The Duke of Edinburgh died aged 99, only a couple of months before his landmark 100th birthday but that is unlikely to have bothered him.
Since retiring from public duty in 2017 he was able to live a low-key final few years at Sandringham, said royal sources.
Philip died peacefully at home in Windsor on Friday, after spending a month in hospital earlier this year.
He was happy to spend his time painting or reading and driving carriages while staying at Wood Farm. His only plan was to go to church when he turned 100, it is reported.
“The prospect of turning 100 in June held no appeal for him. He was permitting no national celebration and the pandemic saved him from that,” said The Telegraph’s Royal reporter Hugo Vicker.
“Most likely he would’ve gone to church as he did when he turned 90. He was not looking forward to being 100 and all the fuss that could entail.
“While we mind him missing that significant margin of little more than 70 days, it would not have concerned him.”
Royal journalist Robert Jobson also tweeted: ” #PrincePhilip#DukeOfEdinburgh when asked about becoming 100, said ‘I can’t imagine anything worse’. Sadly, the great man got his wish. He would have reached his century on 10 June 2021.”

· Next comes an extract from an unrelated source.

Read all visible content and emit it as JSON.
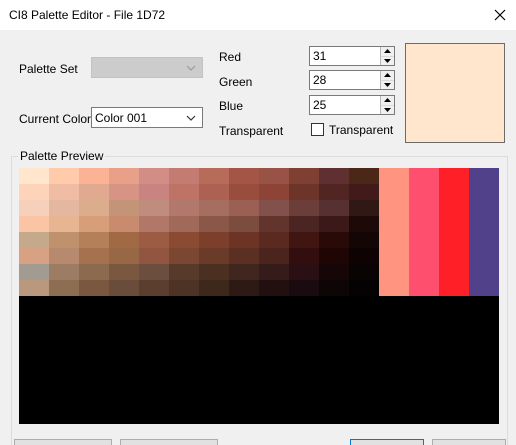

Buckingham Palace announced around midday on Friday that Philip had died and the Queen paid tribute to her “strength and guide”.
He would be entitled to a state funeral but it is thought that he did not want this.
Instead he will have a military funeral, with a private service at St George’s Chapel in Windsor and burial in Frogmore Gardens.
A statement from Buckingham Palace said: “It is with deep sorrow that Her Majesty The Queen has announced the death of her beloved husband, His Royal Highness The Prince Philip, Duke of Edinburgh.
“His Royal Highness passed away peacefully this morning at Windsor Castle.
“Further announcements will made in due course. The Royal Family join with people around the world in mourning his loss.”
Philip had been taken to London’s King Vll Hospital in mid February after feeling unwell before two weeks later being moved to St Bart’s Hospital where he was treated for an infection and a heart condition.
Buckingham Palace then announced on Tuesday, March 16, he had been discharged from hospital and was in “good spirits” and “comfortable”, before confirming on Friday that he had passed away at home.